The possible fraud was discovered in CIS Regional Major Rankings matches. According to the Esports Integrity Commission, the event — which was part of the EPIC CSGO League — lacked “basic safety precautions” like anti-cheats and saving replays. This potentially helped Project X get away with some shady activity.
The ESIC stated that they received evidence against Project X’s chief executive officer Oleksandr Shyshko. He allegedly has active esports betting accounts and was placing “numerous bets on highly suspicious Project X matches.”
The Esports Integrity Commission also found that Shyshko “made accurate pre-match bets” when Akuma faced Virtus Pro. This was considered suspicious by the ESIC because 14 teams in the CIS region had previously signed a statement accusing Akuma of cheating in the competitoin by obtaining intel on their opponents’ positions on the game map.
All of this led the Esports Integrity Commission to do some digging. The investigation looked into betting and client information, match and player behavior data, prior behavior data, and other “relevant information.”

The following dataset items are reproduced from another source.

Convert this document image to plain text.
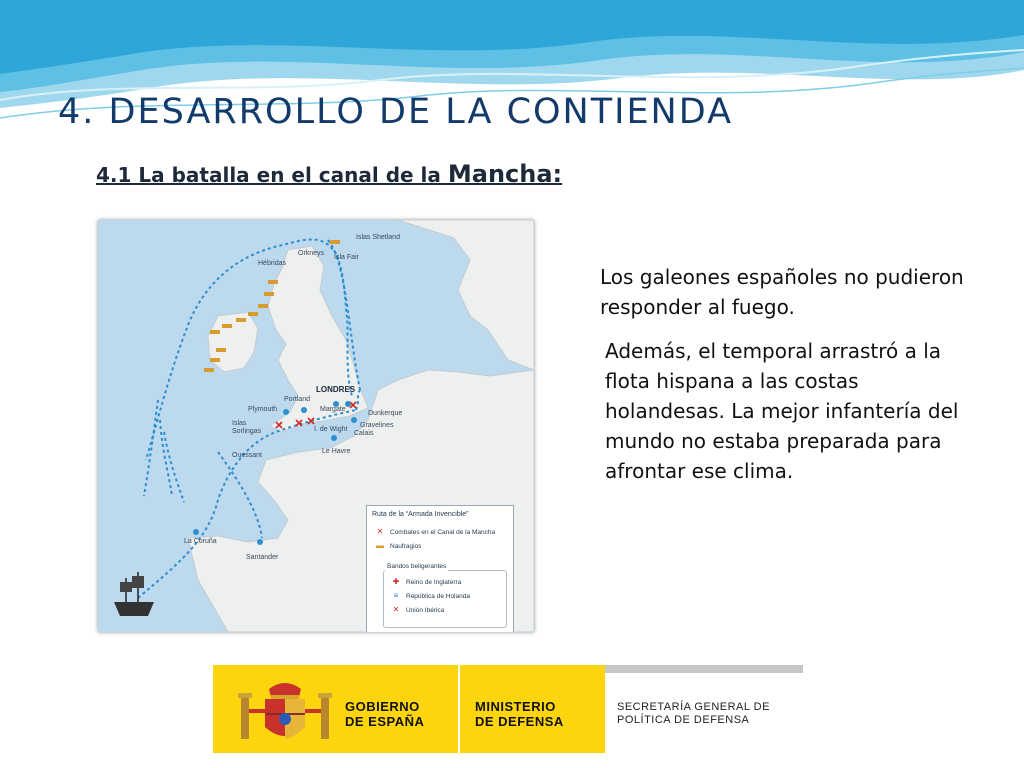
4. DESARROLLO DE LA CONTIENDA
4.1 La batalla en el canal de la Mancha:
Islas Shetland
Orkneys
Hébridas
Isla Fair
LONDRES
Portland
Plymouth	Margate
Dunkerque
Gravelines
Calais
I. de Wight
Islas Sorlingas
Le Havre
Ouessant
La Coruña
Santander
Ruta de la “Armada Invencible”
✕ Combates en el Canal de la Mancha
▬ Naufragios
Bandos beligerantes
✚ Reino de Inglaterra
≡ República de Holanda
✕ Unión Ibérica

Los galeones españoles no pudieron responder al fuego.

Además, el temporal arrastró a la flota hispana a las costas holandesas. La mejor infantería del mundo no estaba preparada para afrontar ese clima.

GOBIERNO
DE ESPAÑA
MINISTERIO
DE DEFENSA
SECRETARÍA GENERAL DE
POLÍTICA DE DEFENSA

The evidence was enough for the ESIC to conclude the high possibility that match-fixing had occurred. But ESIC has s”no insight” into the tournament operation or any jurisdiction over the tournament. So for now, ESIC has sent the evidence to Valve for “further consideration.”
“While ESIC has not undertaken a full investigation into the detail, extent, and validity of any particular instances of match-fixing behavior and the perpetrators of such behavior,” ESIC commissioner Ian Smith said, “information on hand would indicate that this is a matter worth investigating further.”
Until Valve concludes an investigation of their own, the ESIC has recommended that all tournament organizers do not accept entries from Akuma or any team with three or more of the current Akuma players. They also advised against allowing any teams “associated with Oleksandr Shyshko.”
This is unfortunately not the first investigation of its kind. The ESIC partnered with the FBI to investigate match-fixing in CSGO back in August 2021. According to Smith, this was due to evidence of “organized match-fixing in the North American Mountain Dew League.”
Smith explained that the “classic match-fixing” included players being bribed by outside betting syndicates in order to fix matches. And it’s been going on for a long, long time.
The FBI was brought in but needed the Esports Integrity Commission due to their inexperience with esports and esports betting. While a new concept, it’s sadly commonplace in CSGO. The ESIC previously banned 35 Australian CSGO pros when they bet on their own match.